Microsoft 向受影响LLM的提供商报告了 Crescendo 越狱漏洞，并在上周的博客文章中解释了它如何使用包括“AI 看门狗”和“AI Spotlight”功能在内的新工具改进了对 Crescendo 和其他攻击的LLM防御。

AI Watchdog uses a separate LLM trained on adverse prompts to “sniff” out adversarial content in both inputs and outputs to prevent both single-turn and multiturn prompt injection attacks. Microsoft uses this tool, along with a multiturn prompt filter that looks at the pattern of a conversation rather than only the immediate interaction, to reduce the efficacy of attempted Crescendo attacks.
AI Watchdog 使用单独的LLM不利提示训练来“嗅探”输入和输出中的对抗性内容，以防止单回合和多回合提示注入攻击。Microsoft 使用此工具以及多轮提示过滤器，该过滤器查看对话模式而不仅仅是即时交互，以降低尝试 Crescendo 攻击的效率。

In addition to direct prompt injection attacks, Microsoft’s recent blog goes over indirect prompt injection attacks involving poisoned content. For example, a user may ask an LLM to summarize an email that, unbeknownst to them, contains hidden malicious prompts. If used in the LLM’s outputs, these prompts could perform malicious tasks such as forwarding sensitive emails to an attacker.
除了直接提示注入攻击外，Microsoft 最近的博客还介绍了涉及有毒内容的间接提示注入攻击。例如，用户可能会要求他们LLM总结一封在他们不知道的情况下包含隐藏的恶意提示的电子邮件。如果在 LLM的输出中使用，这些提示可能会执行恶意任务，例如将敏感电子邮件转发给攻击者。
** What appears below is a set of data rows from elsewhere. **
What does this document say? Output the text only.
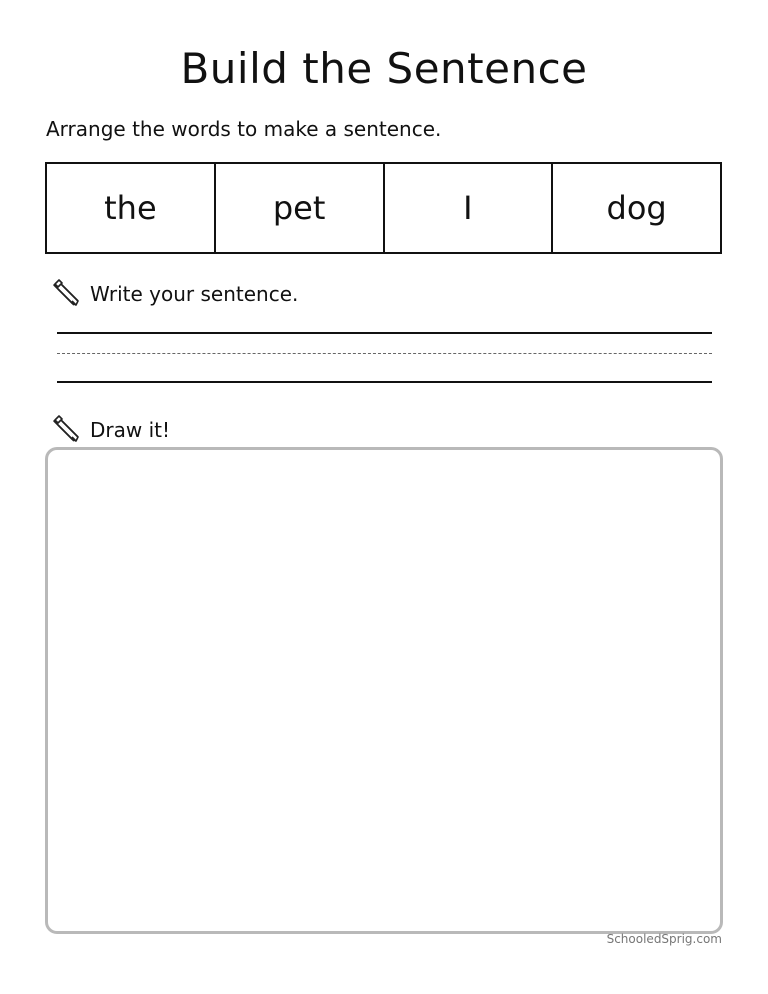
Build the Sentence
Arrange the words to make a sentence.
the	pet	I	dog
Write your sentence.
Draw it!
SchooledSprig.com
AI Spotlighting is a technique Microsoft uses to separate the user prompts from additional content, like emails and documents, the AI is asked to reference. The LLM avoids incorporating potential instructions from this additional content in its output, instead using the content only for analysis before responding to the user’s prompt.
AI 聚焦是 Microsoft 用来将用户提示与其他内容（如电子邮件和文档）分开的技术，AI 被要求引用。避免LLM将来自此附加内容的潜在指令合并到其输出中，而是在响应用户提示之前仅将内容用于分析。

AI Spotlight reduces the success rate of content poisoning attacks from more than 20% to below detection threshold without significantly impacting the AI’s overall performance, according to Microsoft.
据Microsoft称，AI Spotlight 将内容中毒攻击的成功率从 20% 以上降低到检测阈值以下，而不会显着影响 AI 的整体性能。
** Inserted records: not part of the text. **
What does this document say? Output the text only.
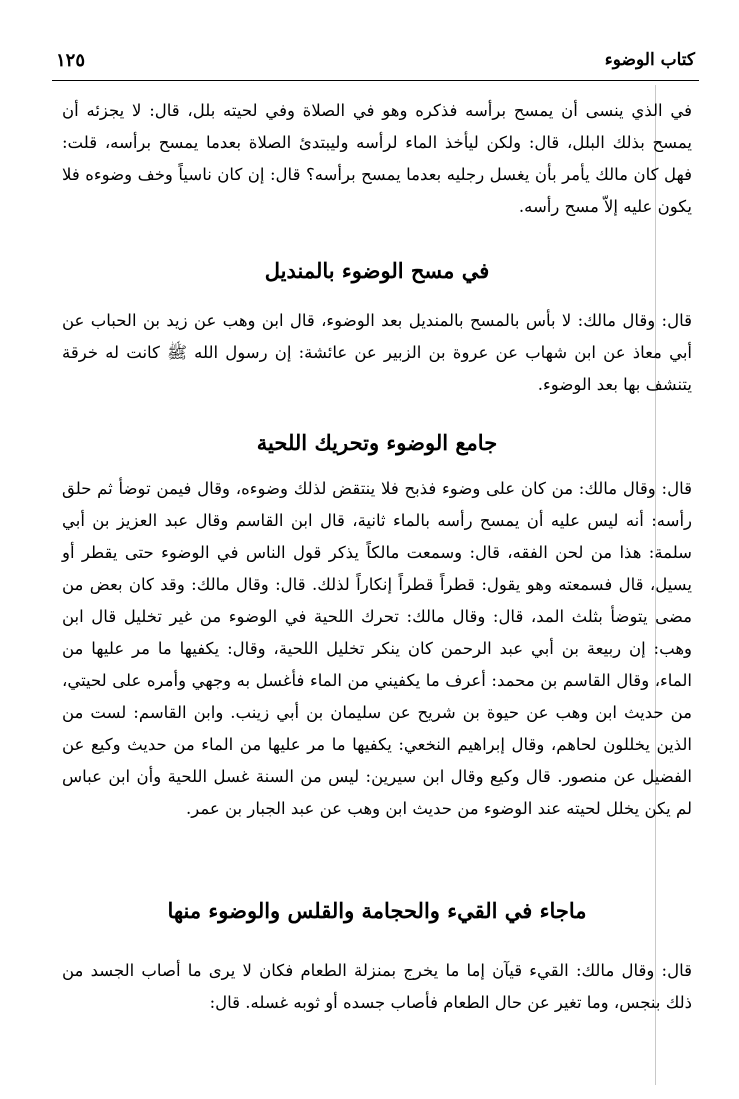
كتاب الوضوء
١٢٥

في الذي ينسى أن يمسح برأسه فذكره وهو في الصلاة وفي لحيته بلل، قال: لا يجزئه أن يمسح بذلك البلل، قال: ولكن ليأخذ الماء لرأسه وليبتدئ الصلاة بعدما يمسح برأسه، قلت: فهل كان مالك يأمر بأن يغسل رجليه بعدما يمسح برأسه؟ قال: إن كان ناسياً وخف وضوءه فلا يكون عليه إلاّ مسح رأسه.

في مسح الوضوء بالمنديل

قال: وقال مالك: لا بأس بالمسح بالمنديل بعد الوضوء، قال ابن وهب عن زيد بن الحباب عن أبي معاذ عن ابن شهاب عن عروة بن الزبير عن عائشة: إن رسول الله ﷺ كانت له خرقة يتنشف بها بعد الوضوء.

جامع الوضوء وتحريك اللحية

قال: وقال مالك: من كان على وضوء فذبح فلا ينتقض لذلك وضوءه، وقال فيمن توضأ ثم حلق رأسه: أنه ليس عليه أن يمسح رأسه بالماء ثانية، قال ابن القاسم وقال عبد العزيز بن أبي سلمة: هذا من لحن الفقه، قال: وسمعت مالكاً يذكر قول الناس في الوضوء حتى يقطر أو يسيل، قال فسمعته وهو يقول: قطراً قطراً إنكاراً لذلك. قال: وقال مالك: وقد كان بعض من مضى يتوضأ بثلث المد، قال: وقال مالك: تحرك اللحية في الوضوء من غير تخليل قال ابن وهب: إن ربيعة بن أبي عبد الرحمن كان ينكر تخليل اللحية، وقال: يكفيها ما مر عليها من الماء، وقال القاسم بن محمد: أعرف ما يكفيني من الماء فأغسل به وجهي وأمره على لحيتي، من حديث ابن وهب عن حيوة بن شريح عن سليمان بن أبي زينب. وابن القاسم: لست من الذين يخللون لحاهم، وقال إبراهيم النخعي: يكفيها ما مر عليها من الماء من حديث وكيع عن الفضيل عن منصور. قال وكيع وقال ابن سيرين: ليس من السنة غسل اللحية وأن ابن عباس لم يكن يخلل لحيته عند الوضوء من حديث ابن وهب عن عبد الجبار بن عمر.

ماجاء في القيء والحجامة والقلس والوضوء منها

قال: وقال مالك: القيء قيآن إما ما يخرج بمنزلة الطعام فكان لا يرى ما أصاب الجسد من ذلك بنجس، وما تغير عن حال الطعام فأصاب جسده أو ثوبه غسله. قال:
Earlier this year, Microsoft released an open automation framework for red teaming generative AI systems, called the Python Risk Identification Toolkit for generative AI (PyRIT), that can aid AI developers in testing their systems against potential attacks and discover new vulnerabilities.
今年早些时候，Microsoft 发布了一个用于生成式 AI 系统的开放式自动化框架，称为 Python 生成式 AI 风险识别工具包 （PyRIT），可以帮助 AI 开发人员测试他们的系统免受潜在攻击并发现新的漏洞。

In February, the company discovered that LLMs, including ChatGPT, were being used by state-sponsored hackers to generate social engineering content, perform vulnerability research, help with coding and more. And a report by Abnormal Security earlier this month found that a variety of LLM jailbreak prompts remained popular among cybercriminals, with entire hacker forum sections dedicated to “dark AI.”
今年 2 月，该公司发现LLMs，包括 ChatGPT 在内的国家资助的黑客正在利用它们来生成社会工程内容、进行漏洞研究、帮助编码等。本月早些时候，异常安全公司（Abnormal Security）的一份报告发现，各种LLM越狱提示在网络犯罪分子中仍然很受欢迎，整个黑客论坛部分都致力于“黑暗人工智能”。

In late March, the U.S. House of Representatives voted to ban the use of Copilot by House staff, citing the risk of leaking sensitive data to unapproved cloud services.
3月下旬，美国众议院投票禁止众议院工作人员使用Copilot，理由是敏感数据可能会泄露给未经批准的云服务。